As Christians we believe that there are important truths that govern life, and that these truths are absolutes. These truths do not come from us, they are beyond us. That is, they are truths that cannot be influenced or changed by human behavior. They are true whether anyone believes in them or not. They are true whether anyone agrees with them or not. They are true whether anyone likes them or not. They are absolute truths because they come from an absolute God, and they are the foundation of life itself. God created truth, and the world has been built upon it. You don’t break these truths, they break you if you fail to follow them. You can disbelieve that there is such a thing as gravity if you want. You can dislike the law of gravity. You can even defy the law of gravity. But if you do, you will not break the law of gravity; it will break you. It is an absolute law that God has built into the world.
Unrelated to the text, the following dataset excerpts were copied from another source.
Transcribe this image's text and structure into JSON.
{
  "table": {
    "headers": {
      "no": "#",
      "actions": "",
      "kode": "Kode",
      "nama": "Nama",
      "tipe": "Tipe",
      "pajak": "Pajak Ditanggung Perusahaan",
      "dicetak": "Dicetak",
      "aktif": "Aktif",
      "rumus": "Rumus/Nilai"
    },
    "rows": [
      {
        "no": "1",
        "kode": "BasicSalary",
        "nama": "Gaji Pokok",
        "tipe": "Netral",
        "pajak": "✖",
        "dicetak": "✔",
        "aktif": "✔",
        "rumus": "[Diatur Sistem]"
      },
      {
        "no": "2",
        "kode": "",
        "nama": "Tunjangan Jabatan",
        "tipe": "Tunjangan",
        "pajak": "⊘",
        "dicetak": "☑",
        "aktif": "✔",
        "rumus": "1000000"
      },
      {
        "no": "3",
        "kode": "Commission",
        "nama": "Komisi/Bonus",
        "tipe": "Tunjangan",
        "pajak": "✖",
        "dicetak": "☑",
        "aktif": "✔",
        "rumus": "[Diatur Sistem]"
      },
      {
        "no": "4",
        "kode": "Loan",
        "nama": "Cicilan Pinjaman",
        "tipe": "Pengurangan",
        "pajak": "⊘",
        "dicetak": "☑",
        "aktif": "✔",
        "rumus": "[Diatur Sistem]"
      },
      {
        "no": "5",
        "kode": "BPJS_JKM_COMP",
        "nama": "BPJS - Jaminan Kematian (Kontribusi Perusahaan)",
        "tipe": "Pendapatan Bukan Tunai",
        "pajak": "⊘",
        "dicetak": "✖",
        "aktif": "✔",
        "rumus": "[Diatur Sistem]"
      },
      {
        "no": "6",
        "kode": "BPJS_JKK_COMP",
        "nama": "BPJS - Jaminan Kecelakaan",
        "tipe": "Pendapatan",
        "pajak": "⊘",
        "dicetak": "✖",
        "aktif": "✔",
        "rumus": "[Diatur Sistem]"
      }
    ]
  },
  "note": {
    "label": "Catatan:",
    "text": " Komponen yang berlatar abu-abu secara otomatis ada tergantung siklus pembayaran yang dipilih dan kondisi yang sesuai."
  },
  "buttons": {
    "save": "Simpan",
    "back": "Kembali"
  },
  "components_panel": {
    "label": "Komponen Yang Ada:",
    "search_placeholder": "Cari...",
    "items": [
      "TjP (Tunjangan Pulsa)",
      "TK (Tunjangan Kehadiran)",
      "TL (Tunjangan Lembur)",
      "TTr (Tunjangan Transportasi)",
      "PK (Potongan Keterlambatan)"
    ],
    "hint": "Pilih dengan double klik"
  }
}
And when we fly an airplane, we are merely applying other universal laws that we have discovered.

It is always fun to ask those who believe that there is no such thing as absolute truth, if they are absolutely sure that there is no absolute truth, and how they know it. This kind of thinking comes from a philosophy called Nihilism. Nihilism is defined in the dictionary as: “The philosophy of extreme skepticism, maintaining that nothing has a real existence.” There are no values, no morals, no meaning or purpose to life, and no truth. Into this darkness the light of the gospel comes with its penetrating good news. There is truth. Life has values which bring meaning and purpose to life. There is hope.
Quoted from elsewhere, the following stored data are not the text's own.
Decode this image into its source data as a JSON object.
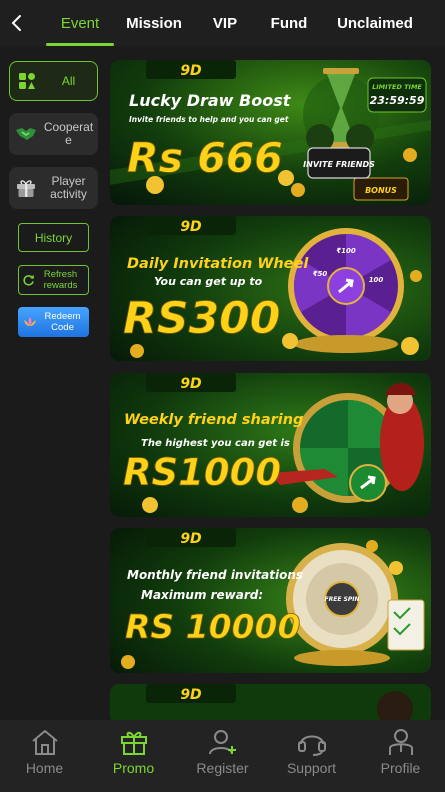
{
  "topnav": {
    "tabs": [
      {
        "label": "Event",
        "active": true
      },
      {
        "label": "Mission"
      },
      {
        "label": "VIP"
      },
      {
        "label": "Fund"
      },
      {
        "label": "Unclaimed"
      }
    ]
  },
  "sidebar": {
    "categories": [
      {
        "label": "All",
        "icon": "grid-icon",
        "active": true
      },
      {
        "label": "Cooperat e",
        "icon": "handshake-icon"
      },
      {
        "label": "Player activity",
        "icon": "gift-icon"
      }
    ],
    "history_label": "History",
    "refresh_label": "Refresh rewards",
    "redeem_label": "Redeem Code"
  },
  "banners": [
    {
      "brand": "9D",
      "title": "Lucky Draw Boost",
      "subtitle": "Invite friends to help and you can get",
      "amount": "Rs 666",
      "badge": "INVITE FRIENDS",
      "timer_label": "LIMITED TIME",
      "timer": "23:59:59",
      "corner": "BONUS"
    },
    {
      "brand": "9D",
      "title": "Daily Invitation Wheel",
      "subtitle": "You can get up to",
      "amount": "RS300",
      "wheel_labels": [
        "₹100",
        "₹50",
        "100"
      ]
    },
    {
      "brand": "9D",
      "title": "Weekly friend sharing",
      "subtitle": "The highest you can get is",
      "amount": "RS1000"
    },
    {
      "brand": "9D",
      "title": "Monthly friend invitations",
      "subtitle": "Maximum reward:",
      "amount": "RS 10000",
      "wheel_center": "FREE SPIN"
    },
    {
      "brand": "9D"
    }
  ],
  "bottomnav": {
    "items": [
      {
        "label": "Home",
        "icon": "home-icon"
      },
      {
        "label": "Promo",
        "icon": "gift-icon",
        "active": true
      },
      {
        "label": "Register",
        "icon": "add-user-icon"
      },
      {
        "label": "Support",
        "icon": "headset-icon"
      },
      {
        "label": "Profile",
        "icon": "profile-icon"
      }
    ]
  },
  "colors": {
    "accent": "#7bd633",
    "background": "#1b1b1b",
    "banner_green": "#0f3b0f",
    "gold": "#ffd21a"
  }
}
When people ask, “What is truth?”, we have an answer. We say, first of all: Truth is a person. Jesus Christ was the revealed truth of God which came to us in the form of a person. God did not send the world abstract ideas, he sent us a person. Jesus said, “I am the way and the truth and the life. No one comes to the Father except through me” (John 14:6). He did not say that he came to tell us the truth, or show us the way, he said he was the truth. He is the embodiment of truth, and we began to understand that as he lived and taught among us during his time on earth.